When we arrived at my grandmother's house in Hewlêr, I sat with her while everyone else got cleaned up and settled to get to bed. It was late and I was still quite poorly. It was when I learned from my grandmother a simple remedy after throwing up - hot water and sugar, something I have relied on to this day. She had it made for me while I sat with her and watched the news. Looped footage of Saddam's medical exam which is now burned into my memory. If we were watching TV any time during that trip, we most likely saw that clip at least once an hour. That, and the music video for Nancy Ajram's debut single.

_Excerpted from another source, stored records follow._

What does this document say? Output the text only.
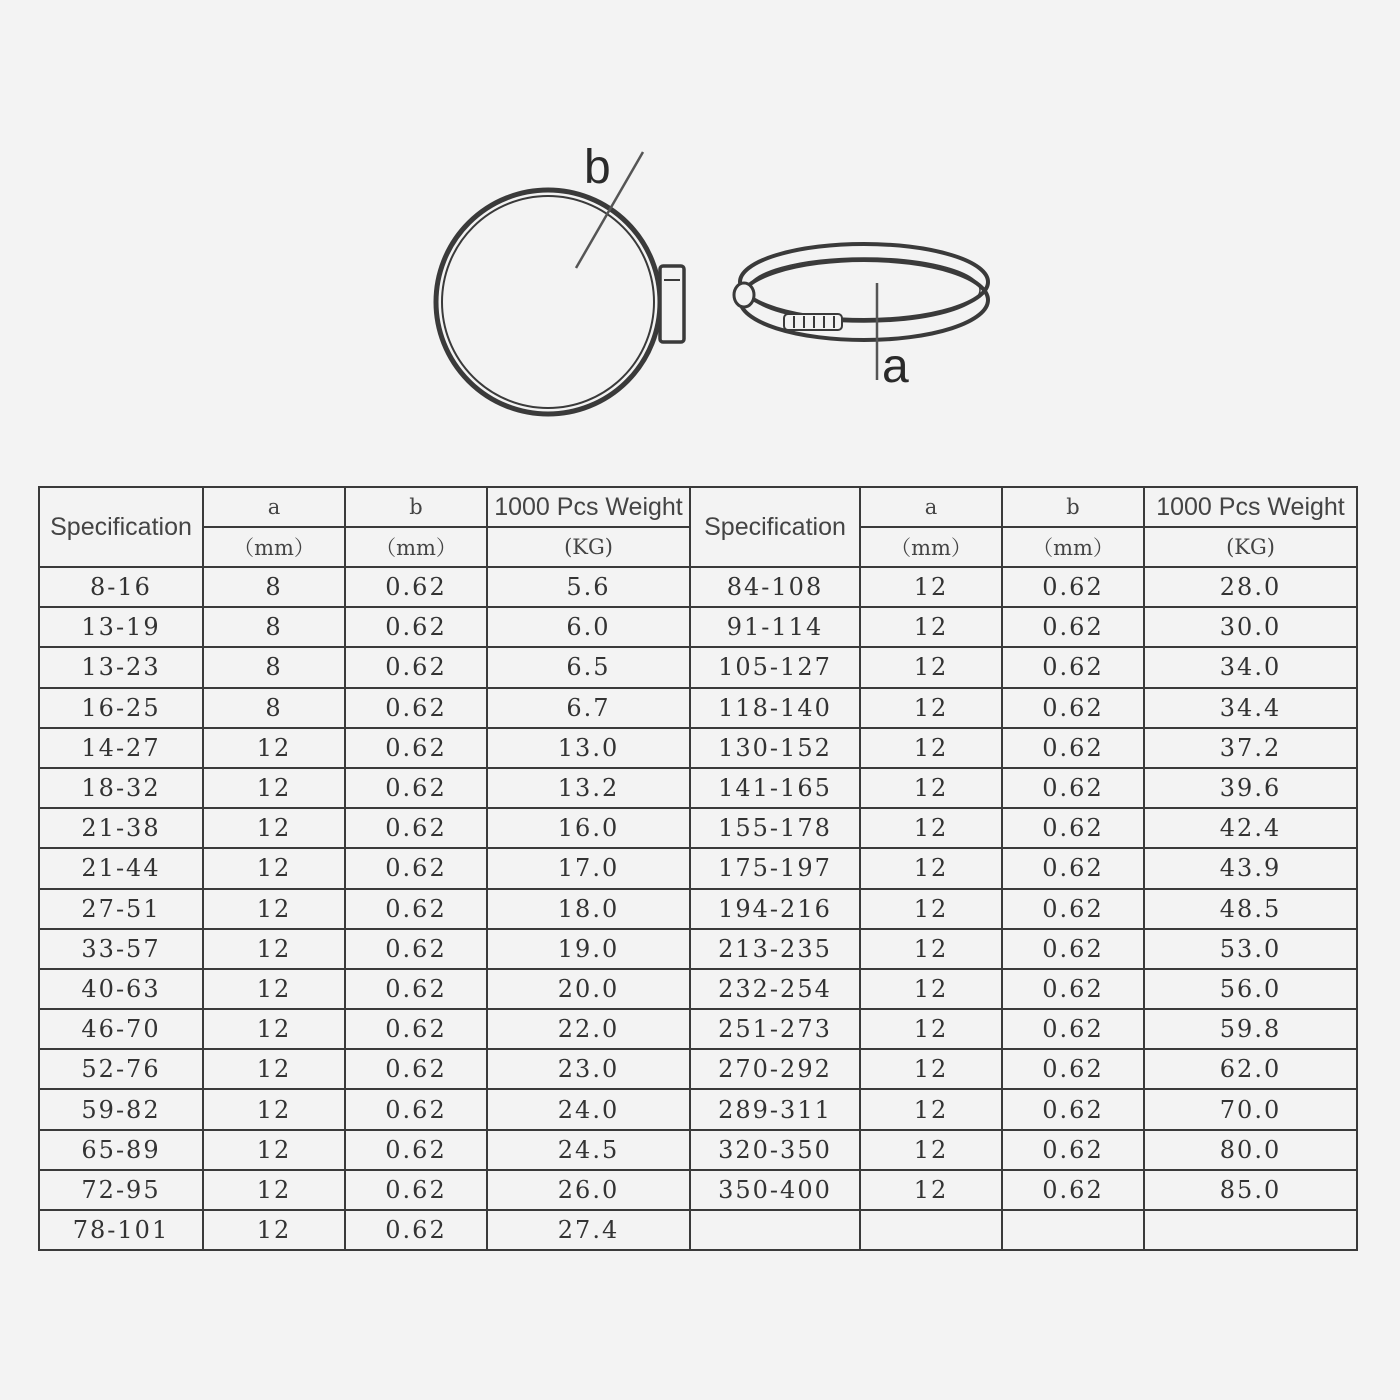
b
a
Specification	a	b	1000 Pcs Weight	Specification	a	b	1000 Pcs Weight
	（mm）	（mm）	(KG)		（mm）	（mm）	(KG)
8-16	8	0.62	5.6	84-108	12	0.62	28.0
13-19	8	0.62	6.0	91-114	12	0.62	30.0
13-23	8	0.62	6.5	105-127	12	0.62	34.0
16-25	8	0.62	6.7	118-140	12	0.62	34.4
14-27	12	0.62	13.0	130-152	12	0.62	37.2
18-32	12	0.62	13.2	141-165	12	0.62	39.6
21-38	12	0.62	16.0	155-178	12	0.62	42.4
21-44	12	0.62	17.0	175-197	12	0.62	43.9
27-51	12	0.62	18.0	194-216	12	0.62	48.5
33-57	12	0.62	19.0	213-235	12	0.62	53.0
40-63	12	0.62	20.0	232-254	12	0.62	56.0
46-70	12	0.62	22.0	251-273	12	0.62	59.8
52-76	12	0.62	23.0	270-292	12	0.62	62.0
59-82	12	0.62	24.0	289-311	12	0.62	70.0
65-89	12	0.62	24.5	320-350	12	0.62	80.0
72-95	12	0.62	26.0	350-400	12	0.62	85.0
78-101	12	0.62	27.4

I don't know how much of my grandmother's reaction or emotion I really registered that first night. I just remembered her sitting quietly with her tasbih in her hand watching the TV screen. She wasn't cheering or smiling with joy. And thinking about it now, I'm not surprised. One of the oppressors of our people may have been captured and the regime may have fallen, but that didn't undo the damage it had done to her family. It didn't undo the fact that one by one, her children were forced to leave their homes and find asylum abroad. It didn't give her those years she missed out on in her children's and grandchildren's lives because they weren't in the same country. It didn't undo the torture my grandfather had been subjected to that broke his body before I ever got to meet him.

Brown tasbih (Islamic prayer beads) laid out across an open Qur'an.

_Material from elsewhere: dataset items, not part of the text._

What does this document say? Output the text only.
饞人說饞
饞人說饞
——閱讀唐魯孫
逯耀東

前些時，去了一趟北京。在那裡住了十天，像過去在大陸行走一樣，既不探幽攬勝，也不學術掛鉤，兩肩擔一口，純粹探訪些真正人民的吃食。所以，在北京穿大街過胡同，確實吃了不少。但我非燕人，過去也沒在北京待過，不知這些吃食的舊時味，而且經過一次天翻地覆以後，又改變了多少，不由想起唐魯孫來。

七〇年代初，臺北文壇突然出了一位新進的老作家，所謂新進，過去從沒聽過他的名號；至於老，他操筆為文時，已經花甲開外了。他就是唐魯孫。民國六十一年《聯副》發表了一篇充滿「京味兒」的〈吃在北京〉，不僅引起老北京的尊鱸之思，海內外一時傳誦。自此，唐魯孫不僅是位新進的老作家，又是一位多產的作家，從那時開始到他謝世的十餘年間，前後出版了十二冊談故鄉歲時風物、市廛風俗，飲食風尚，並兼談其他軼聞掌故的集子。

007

Until that point, I used to think it was some sort of requirement that when people grew up and got married, they had to move to a different country from where they grew up. That was the situation most of my relatives I knew were in. The school I went to was very ethnically mixed so a lot of my classmates had parents who came to the UK later in life. I was extremely confused when I talked to the English kids and they said their parents grew up in England. Weren't people supposed to go to another country to visit their grandparents like I did?

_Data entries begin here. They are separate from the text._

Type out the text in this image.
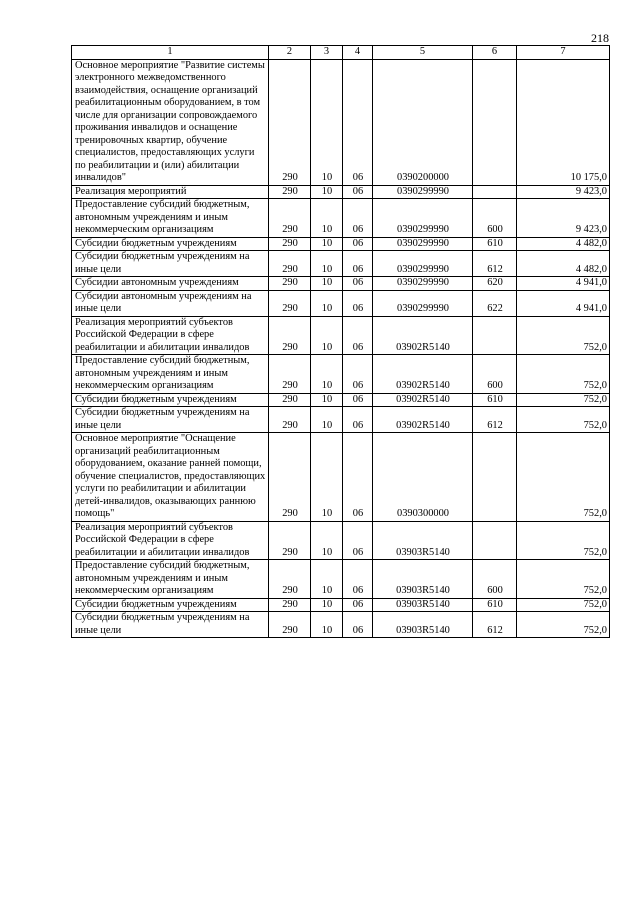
218
1	2	3	4	5	6	7
Основное мероприятие "Развитие системы электронного межведомственного взаимодействия, оснащение организаций реабилитационным оборудованием, в том числе для организации сопровождаемого проживания инвалидов и оснащение тренировочных квартир, обучение специалистов, предоставляющих услуги по реабилитации и (или) абилитации инвалидов"	290	10	06	0390200000		10 175,0
Реализация мероприятий	290	10	06	0390299990		9 423,0
Предоставление субсидий бюджетным, автономным учреждениям и иным некоммерческим организациям	290	10	06	0390299990	600	9 423,0
Субсидии бюджетным учреждениям	290	10	06	0390299990	610	4 482,0
Субсидии бюджетным учреждениям на иные цели	290	10	06	0390299990	612	4 482,0
Субсидии автономным учреждениям	290	10	06	0390299990	620	4 941,0
Субсидии автономным учреждениям на иные цели	290	10	06	0390299990	622	4 941,0
Реализация мероприятий субъектов Российской Федерации в сфере реабилитации и абилитации инвалидов	290	10	06	03902R5140		752,0
Предоставление субсидий бюджетным, автономным учреждениям и иным некоммерческим организациям	290	10	06	03902R5140	600	752,0
Субсидии бюджетным учреждениям	290	10	06	03902R5140	610	752,0
Субсидии бюджетным учреждениям на иные цели	290	10	06	03902R5140	612	752,0
Основное мероприятие "Оснащение организаций реабилитационным оборудованием, оказание ранней помощи, обучение специалистов, предоставляющих услуги по реабилитации и абилитации детей-инвалидов, оказывающих раннюю помощь"	290	10	06	0390300000		752,0
Реализация мероприятий субъектов Российской Федерации в сфере реабилитации и абилитации инвалидов	290	10	06	03903R5140		752,0
Предоставление субсидий бюджетным, автономным учреждениям и иным некоммерческим организациям	290	10	06	03903R5140	600	752,0
Субсидии бюджетным учреждениям	290	10	06	03903R5140	610	752,0
Субсидии бюджетным учреждениям на иные цели	290	10	06	03903R5140	612	752,0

Though all my grandparents are gone now, I still sometimes feel that resentment I did as a child when my peers would grumble about seeing their grandparents on the weekend and the fact that they didn't have to get on a plane to another country to see them. It would take a whole weekend for me to get to them. In total, I spent less than half a year of my life seeing my grandparents. Didn't they understand how lucky they were?

At 7 years old, I was already living in a post-9/11 world when things were already changing for Muslims around the world and people became more hostile towards us. 2003 made me begin to understand that I was even more isolated as a Kurd and I started learning why it was difficult for people to understand where I was from when they asked. At 7 years old, I started learning why when people asked me where I was from, I had to explain it to them rather than just be able to say "I'm from Kurdistan". At 7 years old, I started to understand why my parents would tell me not to speak in Kurdish at the borders. At 7 years old, I felt my blood boil for the first time when people referred to me as Nothern Iraqi seconds after I would tell them I was Kurdish.

That year had been one of the worst in Iraqi and Kurdish history - the US-UK coalition invasion of Iraq had started and officially ended earlier in the year, taking thousands of innocent lives, and destroying a beautiful country, all based on a lie. That lie was a betrayal of everything the people within those borders had already suffered and the devastation they had caused was only the beginning. That day in 2003 was one where people felt just a little bit of hope that maybe the horrors of recent decades might be over.

We learned soon enough that there was still more to come. And even now, there is still more to come.